Oleandomycin, a macrolide antibiotic produced by Streptomyces antibioticus, contains two sugars attached to the aglycon: L-oleandrose and D-desosamine. oleY codes for a methyltransferase involved in the biosynthesis of L-oleandrose. This gene was overexpressed in Escherichia coli to form inclusion bodies and in Streptomyces lividans, producing a soluble protein. S. lividans overexpressing oleY was used as a biotransformation host, and it converted the precursor L-olivosyl-erythronolide B into its 3-O-methylated derivative, L-oleandrosyl-erythronolide B. Two other monoglycosylated derivatives were also substrates for the OleY methyltransferase: L-rhamnosyl- and L-mycarosyl-erythronolide B. OleY methyltransferase was purified yielding a 43-kDa single band on sodium dodecyl sulfate-polyacrylamide gel electrophoresis. The native enzyme showed a molecular mass of 87 kDa by gel filtration chromatography, indicating that the enzyme acts as a dimer.
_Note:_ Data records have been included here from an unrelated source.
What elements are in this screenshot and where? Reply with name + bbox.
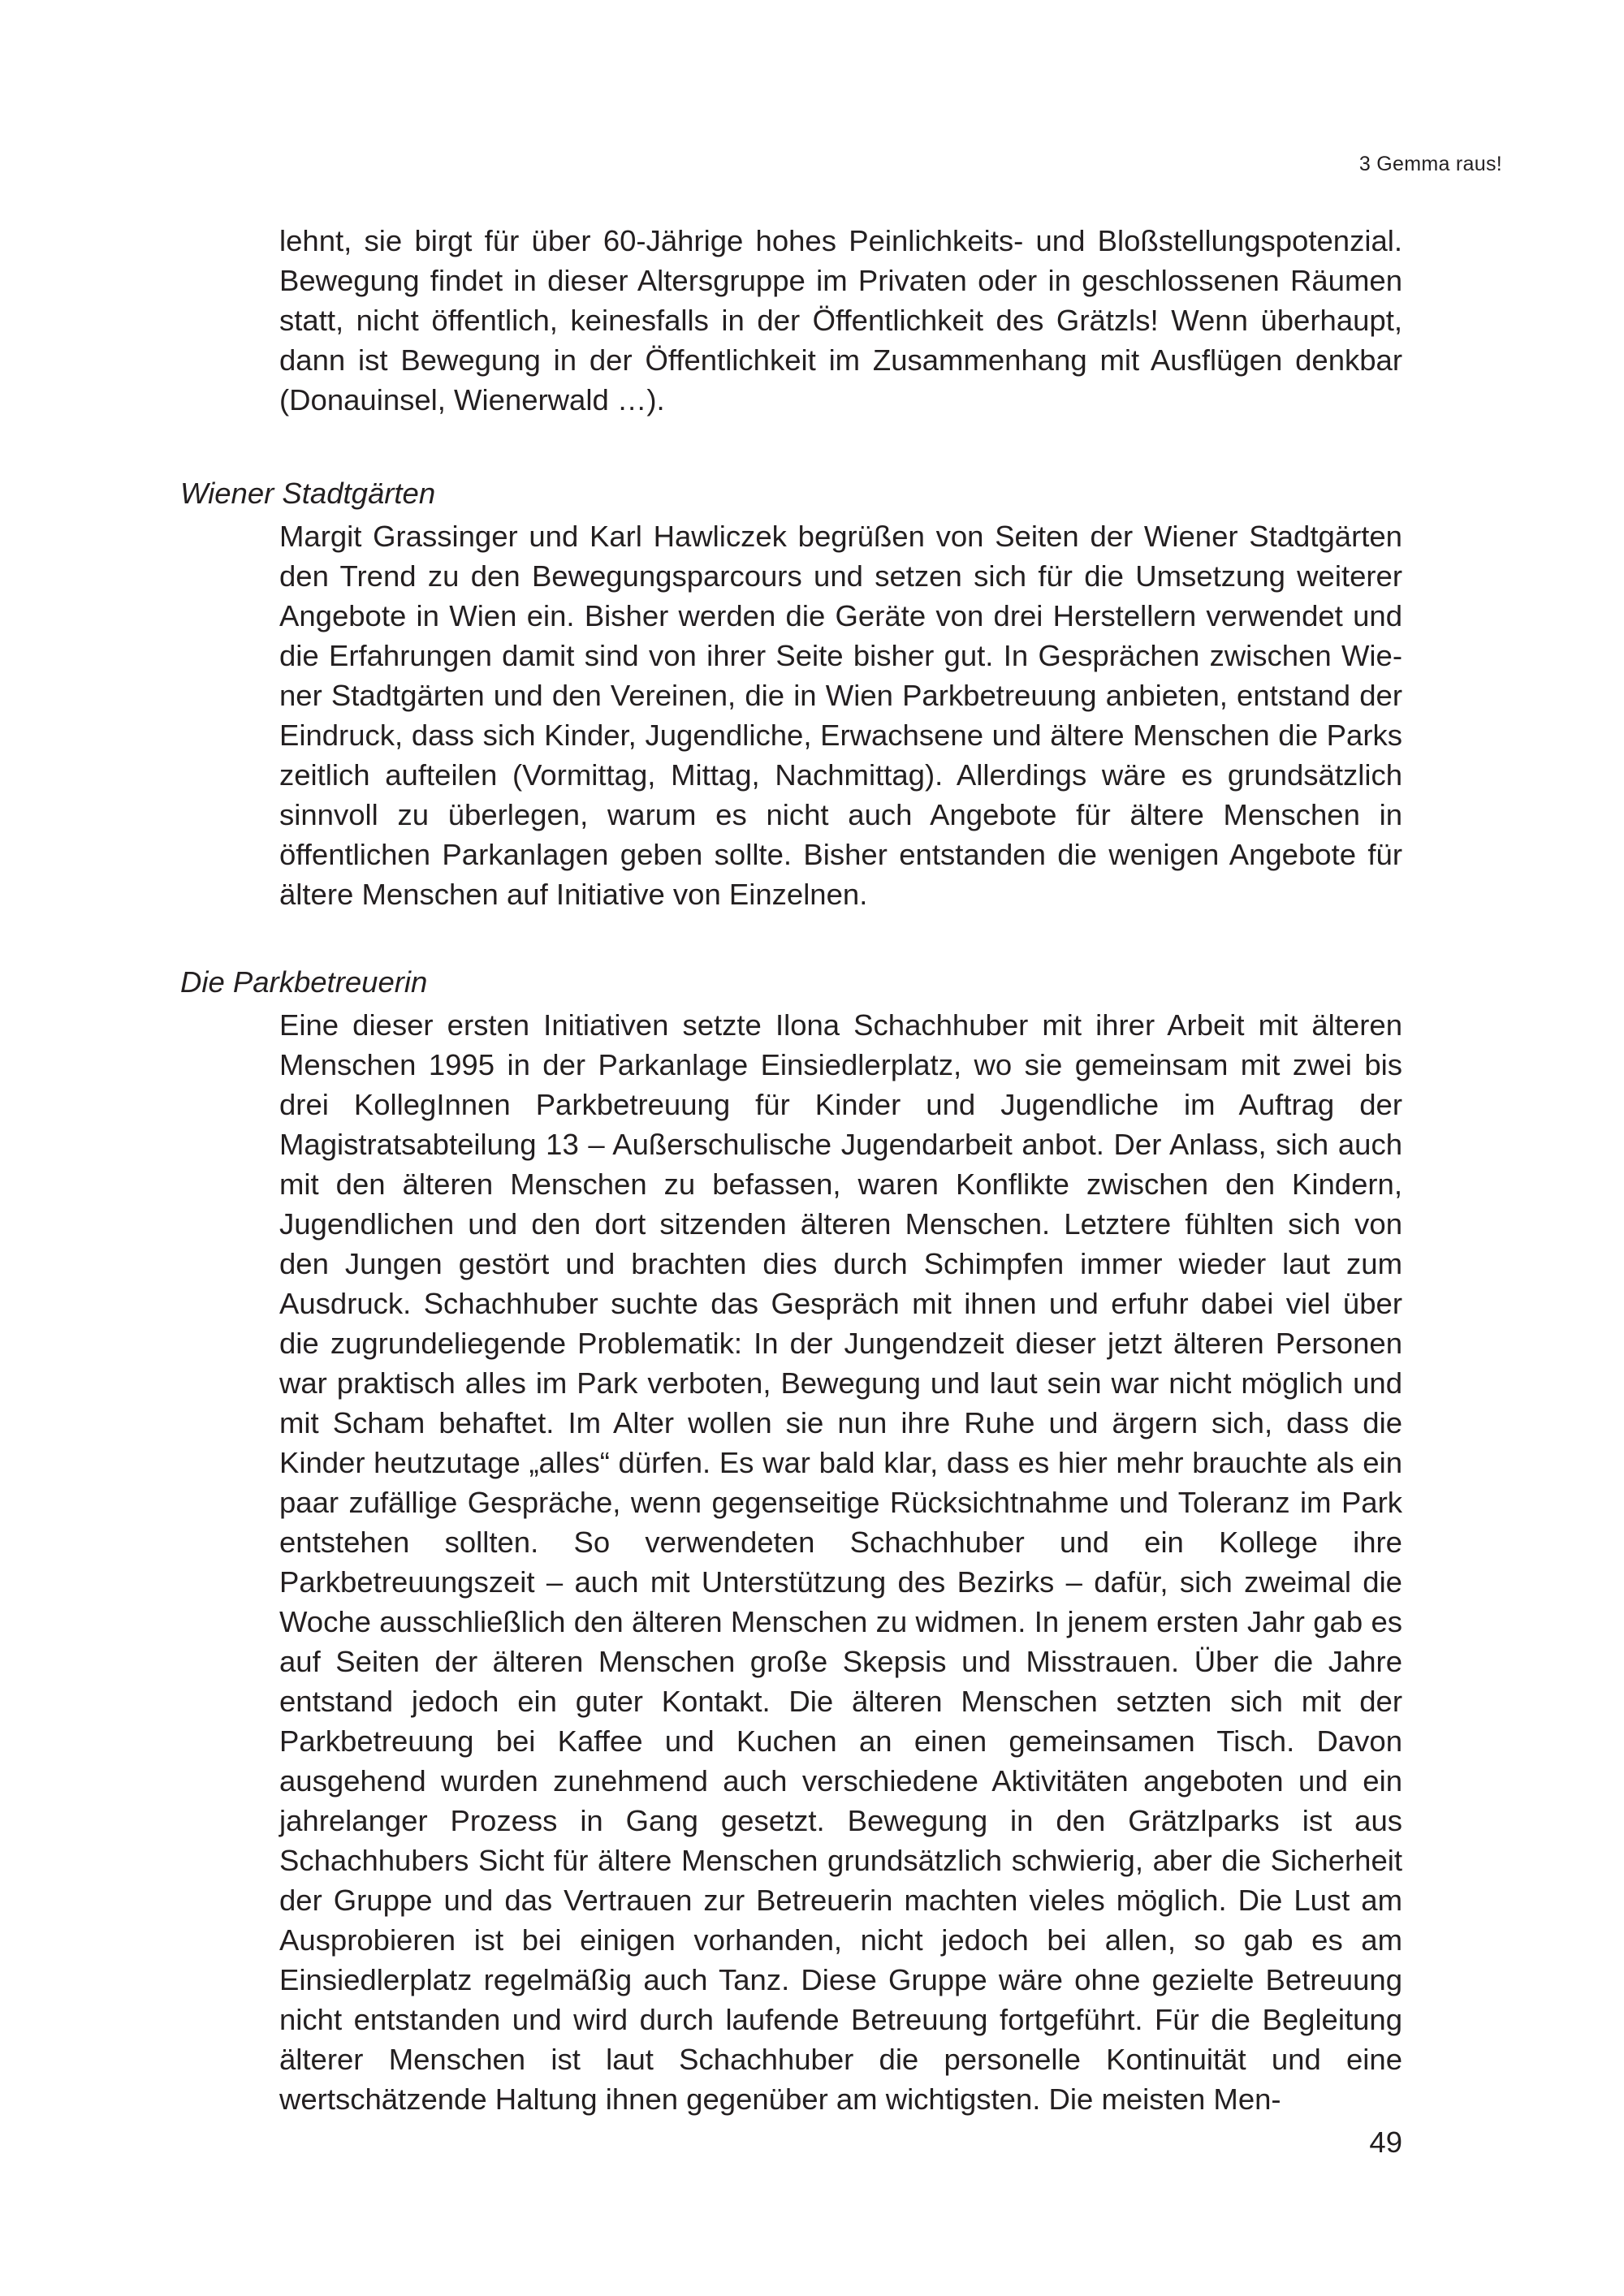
section-heading-wiener-stadtgaerten: Wiener Stadtgärten [180,477,436,510]
stadtgaerten-paragraph: Margit Grassinger und Karl Hawliczek begrüßen von Seiten der Wiener Stadtgärten den Trend zu den Bewegungsparcours und setzen sich für die Umsetzung weiterer Angebote in Wien ein. Bisher werden die Geräte von drei Herstellern verwendet und die Erfahrungen damit sind von ihrer Seite bisher gut. In Gesprächen zwischen Wiener Stadtgärten und den Vereinen, die in Wien Parkbetreuung anbieten, entstand der Eindruck, dass sich Kinder, Jugendliche, Erwachsene und ältere Menschen die Parks zeitlich aufteilen (Vormittag, Mittag, Nachmittag). Allerdings wäre es grundsätzlich sinnvoll zu überlegen, warum es nicht auch Angebote für ältere Menschen in öffentlichen Parkanlagen geben sollte. Bisher entstanden die wenigen Angebote für ältere Menschen auf Initiative von Einzelnen. [279,520,1402,911]
running-header: 3 Gemma raus! [1358,153,1502,175]
stadtgaerten-text-block [279,516,1402,914]
intro-text-block [279,221,1402,420]
parkbetreuerin-paragraph: Eine dieser ersten Initiativen setzte Ilona Schachhuber mit ihrer Arbeit mit älteren Menschen 1995 in der Parkanlage Einsiedlerplatz, wo sie gemeinsam mit zwei bis drei KollegInnen Parkbetreuung für Kinder und Jugendliche im Auftrag der Magistratsabteilung 13 – Außerschulische Jugendarbeit anbot. Der Anlass, sich auch mit den älteren Menschen zu befassen, waren Konflikte zwischen den Kindern, Jugendlichen und den dort sitzenden älteren Menschen. Letztere fühlten sich von den Jungen gestört und brachten dies durch Schimpfen immer wieder laut zum Ausdruck. Schachhuber suchte das Gespräch mit ihnen und erfuhr dabei viel über die zugrundeliegende Problematik: In der Jungendzeit dieser jetzt älteren Personen war praktisch alles im Park verboten, Bewegung und laut sein war nicht möglich und mit Scham behaftet. Im Alter wollen sie nun ihre Ruhe und ärgern sich, dass die Kinder heutzutage „alles“ dürfen. Es war bald klar, dass es hier mehr brauchte als ein paar zufällige Gespräche, wenn gegenseitige Rücksichtnahme und Toleranz im Park entstehen sollten. So verwendeten Schachhuber und ein Kollege ihre Parkbetreuungszeit – auch mit Unterstützung des Bezirks – dafür, sich zweimal die Woche ausschließlich den älteren Menschen zu widmen. In jenem ersten Jahr gab es auf Seiten der älteren Menschen große Skepsis und Misstrauen. Über die Jahre entstand jedoch ein guter Kontakt. Die älteren Menschen setzten sich mit der Parkbetreuung bei Kaffee und Kuchen an einen gemeinsamen Tisch. Davon ausgehend wurden zunehmend auch verschiedene Aktivitäten angeboten und ein jahrelanger Prozess in Gang gesetzt. Bewegung in den Grätzlparks ist aus Schachhubers Sicht für ältere Menschen grundsätzlich schwierig, aber die Sicherheit der Gruppe und das Vertrauen zur Betreuerin machten vieles möglich. Die Lust am Ausprobieren ist bei einigen vorhanden, nicht jedoch bei allen, so gab es am Einsiedlerplatz regelmäßig auch Tanz. Diese Gruppe wäre ohne gezielte Betreuung nicht entstanden und wird durch laufende Betreuung fortgeführt. Für die Begleitung älterer Menschen ist laut Schachhuber die personelle Kontinuität und eine wertschätzende Haltung ihnen gegenüber am wichtigsten. Die meisten Men- [279,1008,1402,2116]
page-number: 49 [1369,2126,1402,2159]
intro-paragraph: lehnt, sie birgt für über 60-Jährige hohes Peinlichkeits- und Bloßstellungspotenzial. Bewegung findet in dieser Altersgruppe im Privaten oder in geschlossenen Räumen statt, nicht öffentlich, keinesfalls in der Öffentlichkeit des Grätzls! Wenn überhaupt, dann ist Bewegung in der Öffentlichkeit im Zusammenhang mit Ausflügen denkbar (Donauinsel, Wienerwald …). [279,224,1402,416]
parkbetreuerin-text-block [279,1005,1402,2119]
section-heading-parkbetreuerin: Die Parkbetreuerin [180,965,428,999]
It showed a narrow pH range for optimal activity, and its activity was clearly stimulated by the presence of several divalent cations, being maximal with Co(2+). The S. antibioticus OleG2 glycosyltransferase is proposed to transfer L-olivose to the oleandolide aglycon, which is then converted into L-oleandrose by the OleY methyltransferase. This represents an alternative route for L-oleandrose biosynthesis from that in the avermectin producer Streptomyces avermitilis, in which L-oleandrose is transferred to the aglycon by a glycosyltransferase.